(The writer is a Reuters columnist. The opinions expressed are
his own. For more from Mark Miller, see link.reuters.com/qyk97s)
By Mark Miller
CHICAGO, November 16 The rising cost of Medicare
premiums will take a bigger bite out of seniors' wallets next
year - but the amount will be smaller than was predicted by a
federal government forecast earlier this year.
The monthly premium for Medicare Part B (outpatient
services) will jump 5 percent in 2013 to $104.90, the Centers
for Medicare & Medicaid Services announced on Friday. The
increase -- which amounts to $5 instead of the $9 that had been
predicted by the trustees of the Medicare program -- will
consume part of the already-small Social Security cost-of-living
adjustment next year for middle class recipients.

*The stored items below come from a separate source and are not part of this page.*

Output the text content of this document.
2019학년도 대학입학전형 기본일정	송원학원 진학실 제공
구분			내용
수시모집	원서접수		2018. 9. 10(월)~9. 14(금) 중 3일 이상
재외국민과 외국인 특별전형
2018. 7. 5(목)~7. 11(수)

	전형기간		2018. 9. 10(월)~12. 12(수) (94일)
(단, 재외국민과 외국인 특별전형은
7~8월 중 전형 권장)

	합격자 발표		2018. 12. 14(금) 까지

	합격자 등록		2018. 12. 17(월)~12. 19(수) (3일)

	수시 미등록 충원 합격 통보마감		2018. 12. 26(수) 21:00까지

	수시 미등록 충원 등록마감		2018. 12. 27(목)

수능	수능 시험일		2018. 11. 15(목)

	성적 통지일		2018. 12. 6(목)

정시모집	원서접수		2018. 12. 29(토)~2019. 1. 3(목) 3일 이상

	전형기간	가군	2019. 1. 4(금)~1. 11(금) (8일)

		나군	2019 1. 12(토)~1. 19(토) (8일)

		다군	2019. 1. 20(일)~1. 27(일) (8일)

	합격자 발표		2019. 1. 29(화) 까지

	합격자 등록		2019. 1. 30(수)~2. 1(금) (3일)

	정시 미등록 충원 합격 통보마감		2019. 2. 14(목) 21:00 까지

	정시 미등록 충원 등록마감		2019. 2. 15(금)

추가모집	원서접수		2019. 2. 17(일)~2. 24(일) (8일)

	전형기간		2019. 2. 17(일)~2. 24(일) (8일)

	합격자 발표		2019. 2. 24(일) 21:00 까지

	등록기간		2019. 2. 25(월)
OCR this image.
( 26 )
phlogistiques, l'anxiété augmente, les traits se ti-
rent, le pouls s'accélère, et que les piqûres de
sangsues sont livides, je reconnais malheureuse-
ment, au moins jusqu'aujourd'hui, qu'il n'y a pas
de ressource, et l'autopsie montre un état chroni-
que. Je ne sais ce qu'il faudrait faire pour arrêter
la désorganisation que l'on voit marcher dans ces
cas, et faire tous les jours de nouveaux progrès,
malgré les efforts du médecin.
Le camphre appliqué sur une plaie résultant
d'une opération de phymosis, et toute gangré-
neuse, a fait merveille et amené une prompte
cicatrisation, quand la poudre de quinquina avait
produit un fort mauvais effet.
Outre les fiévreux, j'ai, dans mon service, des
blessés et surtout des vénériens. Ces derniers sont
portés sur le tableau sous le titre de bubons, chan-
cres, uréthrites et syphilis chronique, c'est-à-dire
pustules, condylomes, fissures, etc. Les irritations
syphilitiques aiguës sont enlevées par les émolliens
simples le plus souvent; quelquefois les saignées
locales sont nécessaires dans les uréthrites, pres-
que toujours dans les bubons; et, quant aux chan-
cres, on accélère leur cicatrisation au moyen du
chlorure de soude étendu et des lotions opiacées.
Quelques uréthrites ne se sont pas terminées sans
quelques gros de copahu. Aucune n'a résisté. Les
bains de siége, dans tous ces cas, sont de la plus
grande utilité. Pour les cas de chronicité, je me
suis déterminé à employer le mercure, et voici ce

CMS also said the annual Part B deductible will rise $7 to
$147, and that the Part A (hospitalization) deductible will be
$1,184, a $28 increase.
High-income seniors, who already pay steep surcharges on top
of the standard premium, will see additional hikes ranging from
$42 to $230.80 per month.
A $5 increase in premiums may not sound like a big deal. But
it comes at a time when Washington is gearing up for "fiscal
cliff" negotiations that could lead to further squeezes on
seniors in the form of more Medicare cost-shifting or smaller
Social Security COLAs.
For less-wealthy recipients, the changes will be felt in the
form of a smaller-than expected Social Security benefit
increase. The Social Security COLA next year is 1.7 percent.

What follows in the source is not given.